Tolerate, treat, transfer and terminate or the 4Ts. Organizations are subject to several types of risks, for which decisions on risk retention and transfer must be made. If the organization has created effective internal controls to reduce the risks, the risks should not be transferred to another third party. Nevertheless, if the risks are of such a kind that transferring them to another party is unavoidable, organizations should consider transferring the risks. One method of shifting financial risks associated with asset damage is to have all assets covered by an insurance firm.
The 4Ts: Tolerate, Treat, Transfer And Terminate
Enterprise hazards are unpredictable and might occur at any time. As a result, it is critical to recognize that fraud risks can greatly influence the organization’s goals and profitability.
A good way to summarize the different responses to enterprise risks is with the 4Ts of risk management: tolerate, terminate, treat, and transfer.

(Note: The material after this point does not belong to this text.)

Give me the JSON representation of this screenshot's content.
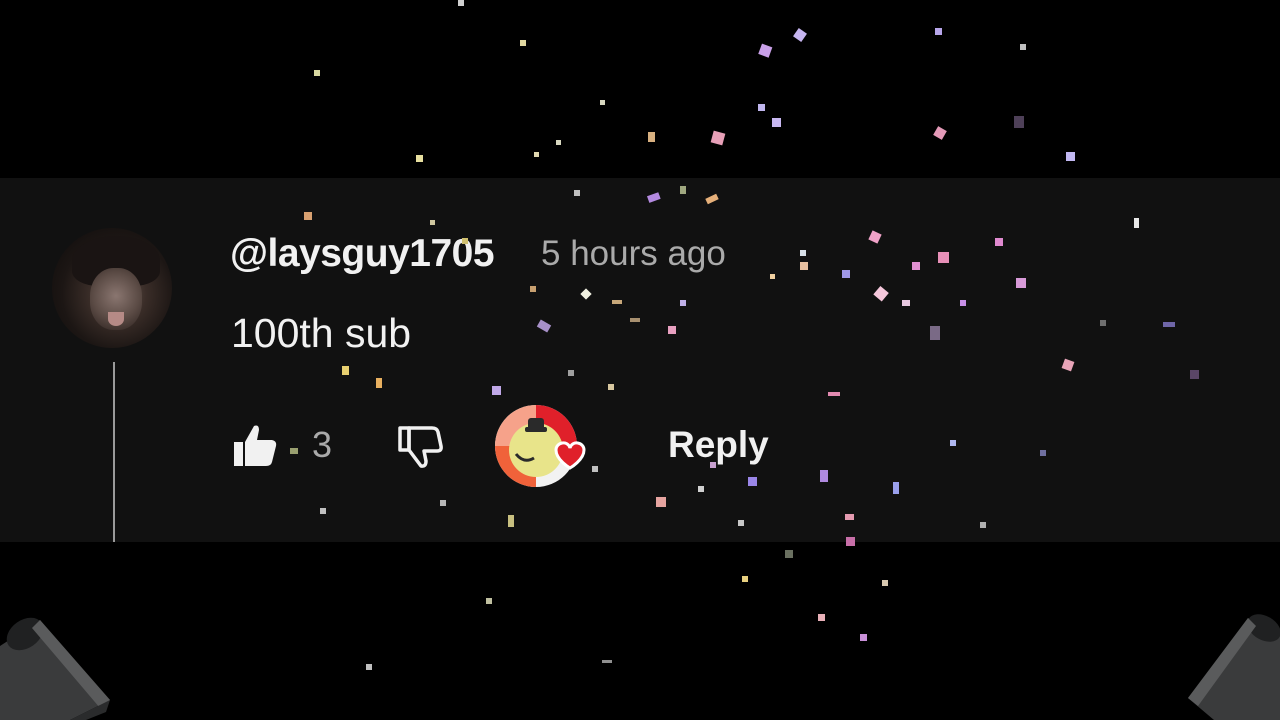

Tolerate refers to when organizations retain the enterprise risk because they are within acceptable limits in cases when the likelihood and impact of the enterprise risk are low. The management must log and monitor the enterprise risks retained because retaining enterprise risks should always be an informed decision. Management develops tolerance levels for the major processes and related risks.
Such tolerance levels are defined to ensure that risk impacts must not exceed the defined tolerance level. Risk tolerance levels must be communicated to the relevant process owners to ensure that they periodically review and monitor the assessment process of identified risks. Suppose the risk assessment process indicates that the potential impact of the risk may exceed the defined risk tolerance level. In that case, management must consider other appropriate strategies such as termination or transfer of risks.
Termination refers to ensuring that those processes and activities that create more significant risks than benefits should be terminated at shutdown. Some enterprise risks may be outside the enterprise risk appetite limits or assessed as having such a severe impact on the organization that resulted in stopping the particular activity causing it. For example, organizations may decide not to continue with a business activity in a particular region or country.
Treat refers to when organizations might choose to take action on the most serious enterprise risks to lessen the possibility or severity of such risks. The action done by management to counter the possible impacts of the recognized risks is referred to as risk treatment. The goal is to guarantee that recognized risks are managed by effective controls, allowing a company to avoid possible financial, reputational, and operational losses. Management is responsible for developing the structures, resources, and procedures needed to respond to recognized hazards across the organization.
Risk treatment is a regular and continuous process that risk owners need to perform to ensure that the implemented internal controls are effective enough to reduce the possible impact of the identified risks. The effectiveness of risk treatment is also assessed because if the risk treatment process is ineffective, then indirectly, the risks are not appropriately treated, which may result in potential financial, reputational, operational, and legal losses.
Transfer refers to when organizations transfer enterprise risks by entering into Insurance arrangements. The cash management function of the company may be insured so that if the enterprise occurs and cash is embezzled, the organization may be compensated for the loss. Through risk transfer, the organization reduces or eliminates the potential impact of the risks. Risk transfer incurs a cost to the organization, but the cost should be lower than the potential impact of the particular risk. The senior management must make risk transfer decisions considering the cost and benefit of risk transfer.
Risk management is known as identifying, assessing, and controlling threats to an organization’s capital and earnings. Financial uncertainties, legal liabilities, technology issues, strategic management errors, accidents, and natural disasters are all potential sources of risk.
A successful risk management program allows a company to consider all of its risks. Risk management also looks at the link between risks and their potential to cascade into an organization’s strategic goals.
Tolerate, treat, transfer and terminate or the 4Ts. Organizational value is created and protected through risk management. As a result, it should be a natural and integral part of every company’s operations. Because it explicitly addresses uncertainty, risk management is an important part of decision-making.
Risk is an ambiguous term. It’s possible. It’s possible it won’t. However, it is significant because it will impact on the objectives. These could be favorable, unfavorable, or neutral. There are always several risk management options available.